Publié le 26 Oct 2019 - 17:44
AVIS D’INEXPERT PAR JEAN MEÏSSA DIOP

Une autre couverture presse du Magal de Touba

 

Les ‘’berndé’’, un méchoui de tout un chameau, les festins presque gargantuesques, Adja Aida Diallo... Mille journalistes accrédités pour qu’on n’ait du Grand Magal de Touba que des aspects fêtards et des faits-divers. Oui, mille journalistes pour ça, rien que ça ! ‘’Et, bizarrement, on ne parle que d’Aida Diallo. On dirait qu’il y a un truc qui n'a pas marché’’, commente, sur sa page Facebook, Cheikh Abdou Khadr Seck, un jeune journaliste taquin, qui sait soulever de bonnes questions.

La rédaction a-t-elle préparé la mission de couverture du Magal confiée au reporter ? Quels aspects importants traiter et sous quel angle ? Tout cela peut être le fruit d’une réflexion collective et à haute voix, plutôt que le résultat du flair et de l’improvisation d’un reporter laissé à lui-même, sans briefing, ni viatique, sans autres idées que les siennes propres.
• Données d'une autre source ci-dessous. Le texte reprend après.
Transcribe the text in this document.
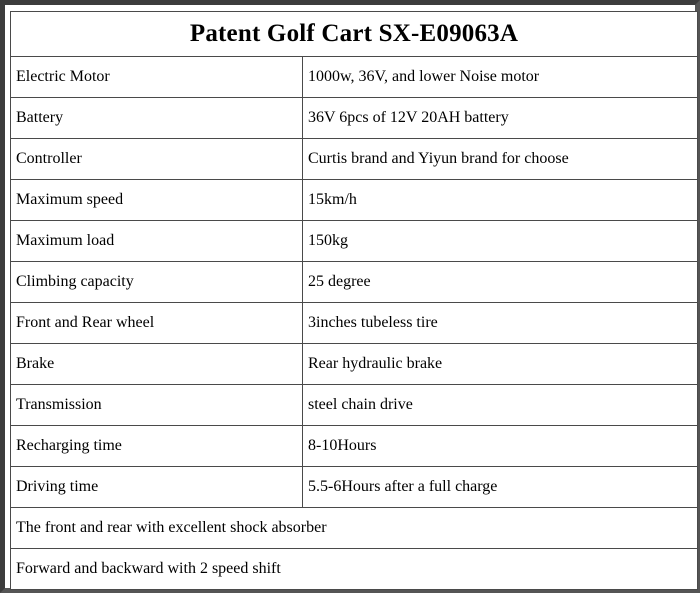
Patent Golf Cart SX-E09063A	
Electric Motor	1000w, 36V, and lower Noise motor
Battery	36V 6pcs of 12V 20AH battery
Controller	Curtis brand and Yiyun brand for choose
Maximum speed	15km/h
Maximum load	150kg
Climbing capacity	25 degree
Front and Rear wheel	3inches tubeless tire
Brake	Rear hydraulic brake
Transmission	steel chain drive
Recharging time	8-10Hours
Driving time	5.5-6Hours after a full charge
The front and rear with excellent shock absorber	
Forward and backward with 2 speed shift	
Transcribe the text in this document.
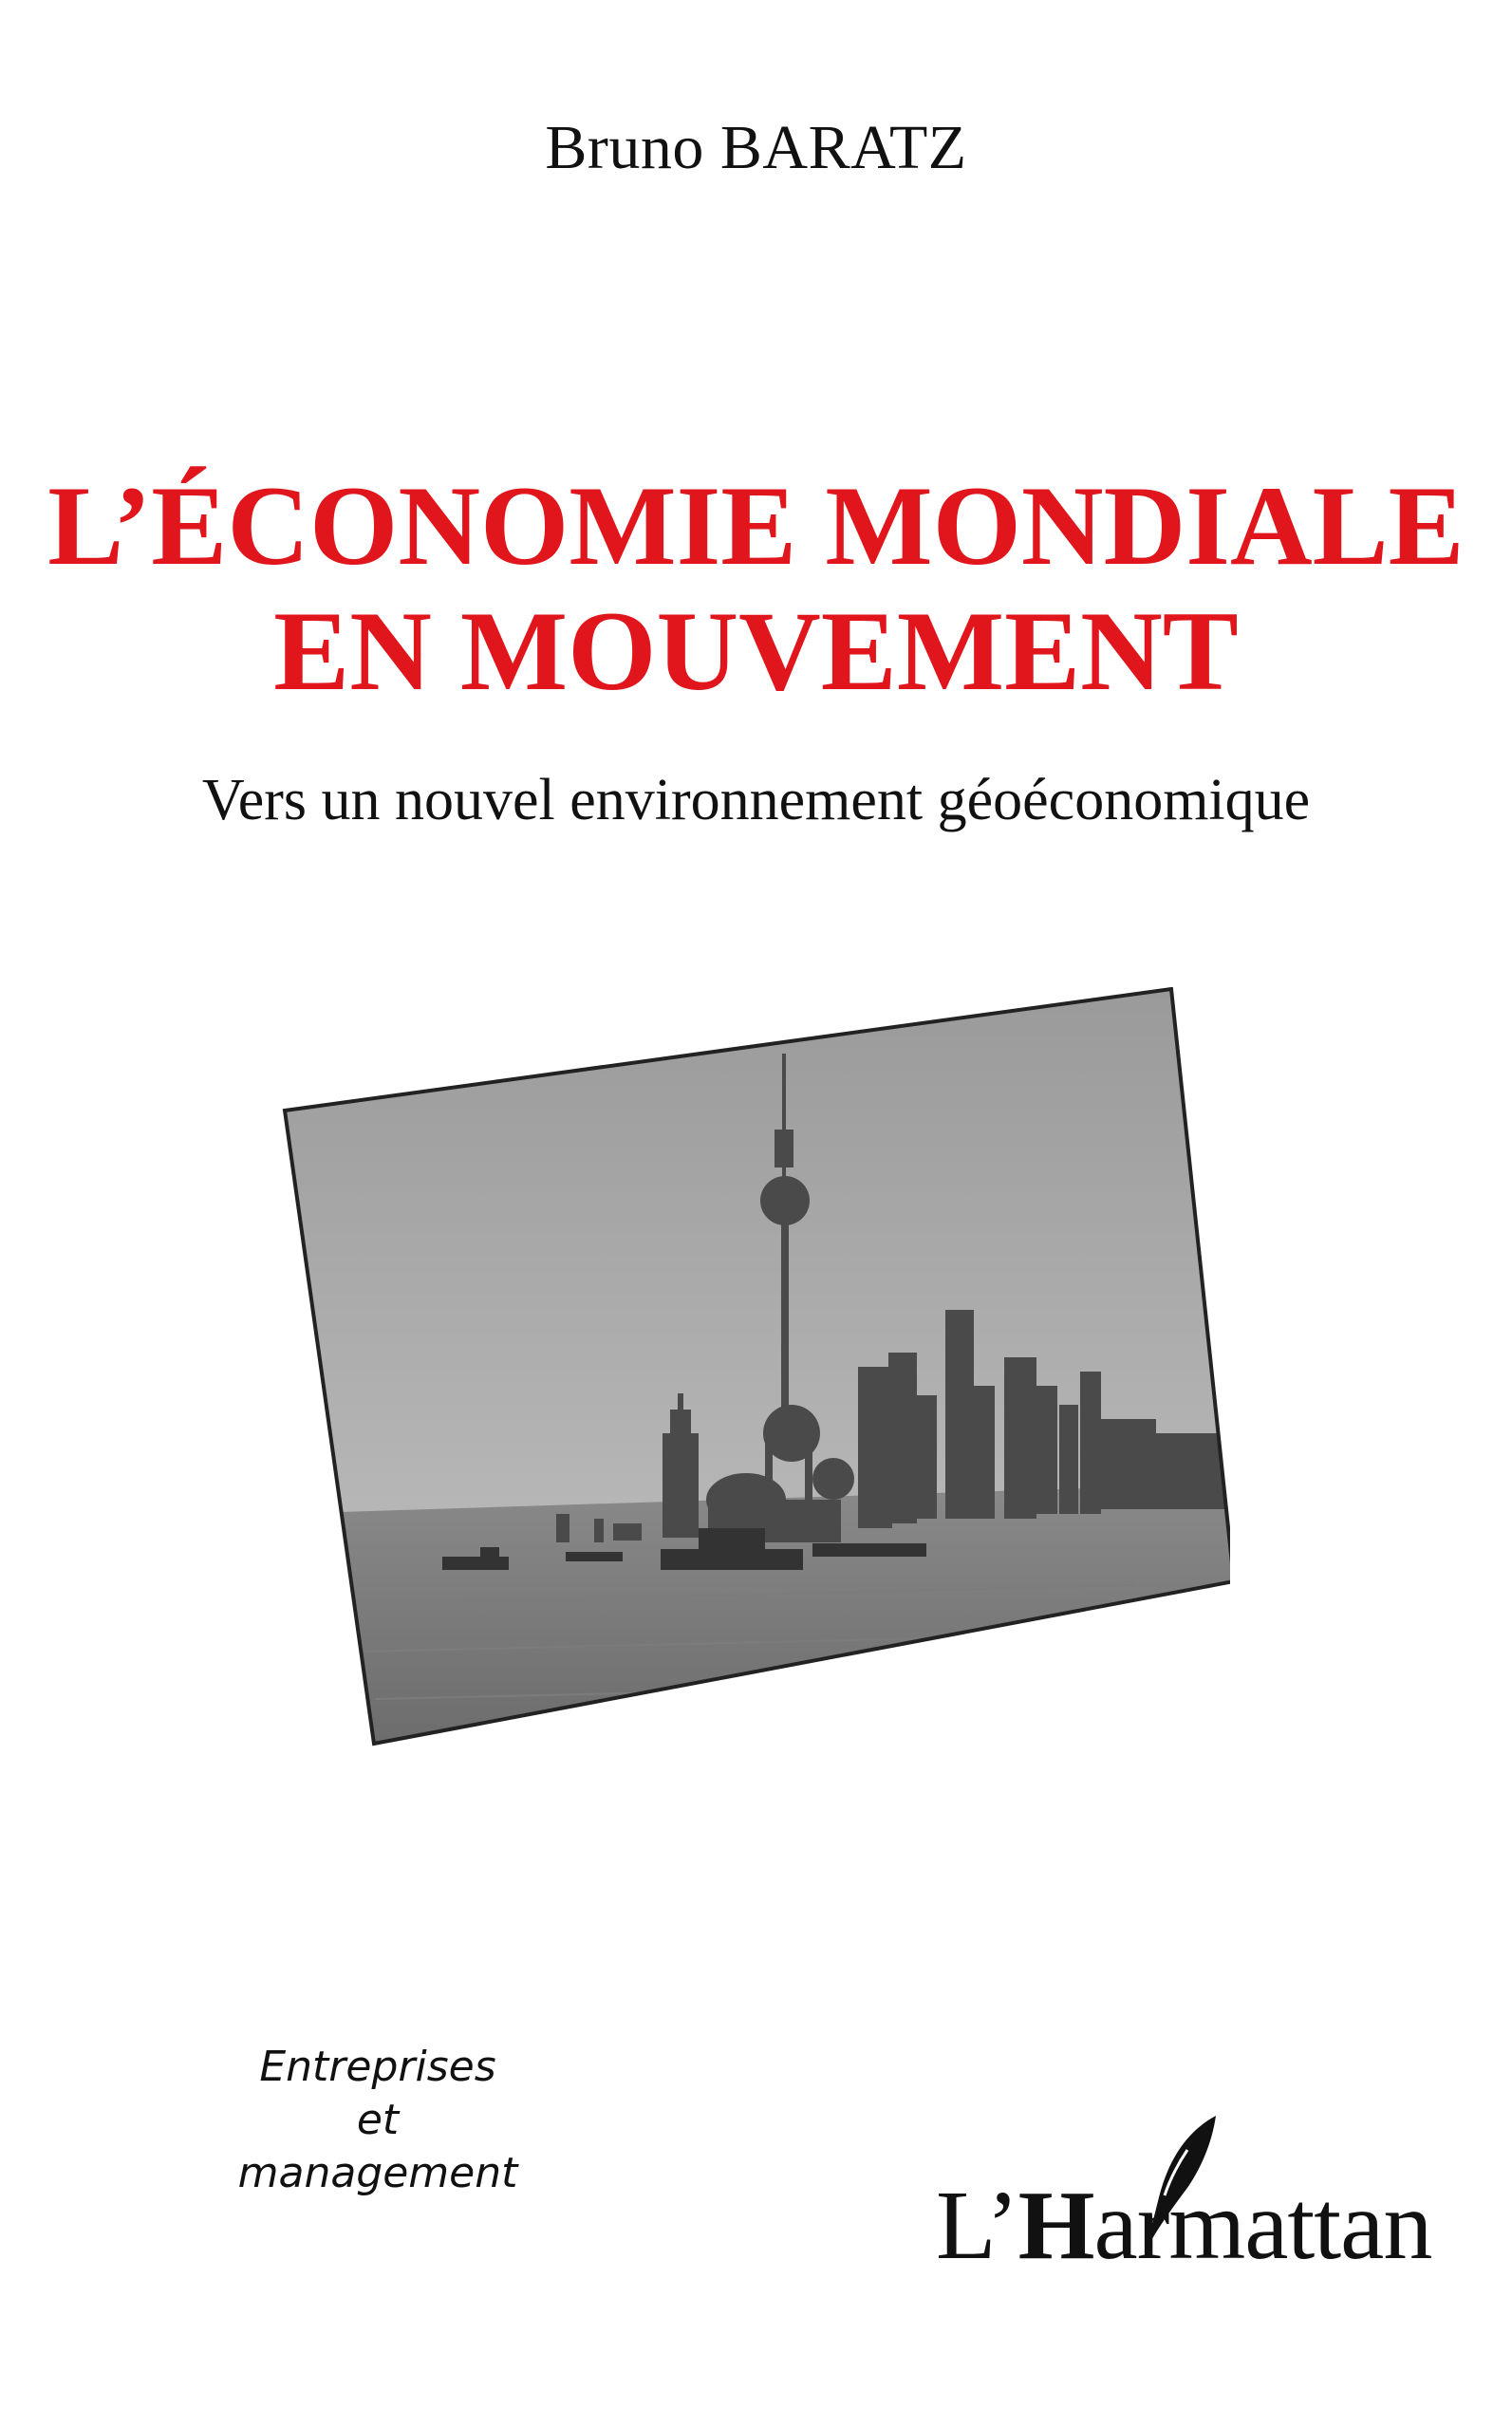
Bruno BARATZ
L’ÉCONOMIE MONDIALE
EN MOUVEMENT
Vers un nouvel environnement géoéconomique
Entreprises
et
management	L’Harmattan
Certes, il y a de ces thèmes intéressants à traiter et que le reporter ne découvre que sur le terrain. Mais il y a l’apport collectif de la rédaction à l’identification et à la définition des différents angles de couverture d’un événement d’envergure et même d’un banal fait-divers. La couverture média d’un événement, ça se prépare à la rédaction et par les journalistes, même ceux qui ne vont pas sur le terrain y prennent part. Et le plan de couverture ne sera riche que des idées des uns et des autres. Et il appartiendra au reporter de les traduire en acte et en écriture après une collecte rigoureuse et sagace d’informations.

Il est très instructif le message Facebook du journaliste Bamba Kassé à ses ‘’confrères et consœurs’’ préposés à la couverture du Magal : ‘’(…) Je voudrais faire part de mes attentes en tant que désormais ‘consommateur’ d'informations venant de Touba. J'ai remarqué qu'il n’y a presque pas de sujets portant sur le spirituel. J'aimerais (des curieux certainement avec moi) avoir des contenus portant sur le pourquoi des millions de Sénégalais et autres font le trajet, dans des conditions difficiles le plus souvent, pour se rendre à Touba. 

Je voudrais ensuite savoir, au-delà du spirituel, où en est le legs en termes de philosophie nationaliste de Serigne Touba. Au-delà du nombre de bœufs immolés ici et là, la philosophie du travail et les bonnes pratiques mourides du temps du Cheikh ne doivent-elles pas être remises au goût du jour ? Une actualisation de la pensée de Cheikh Ahmadou Bamba, à la loupe des réalités culturelles et cultuelles du moment, me semble être humblement la trame du travail journalistique en période de couverture du Magal. Le tout emmitouflé dans les flux des faits et actes constitutifs de l'actualité de Touba.’’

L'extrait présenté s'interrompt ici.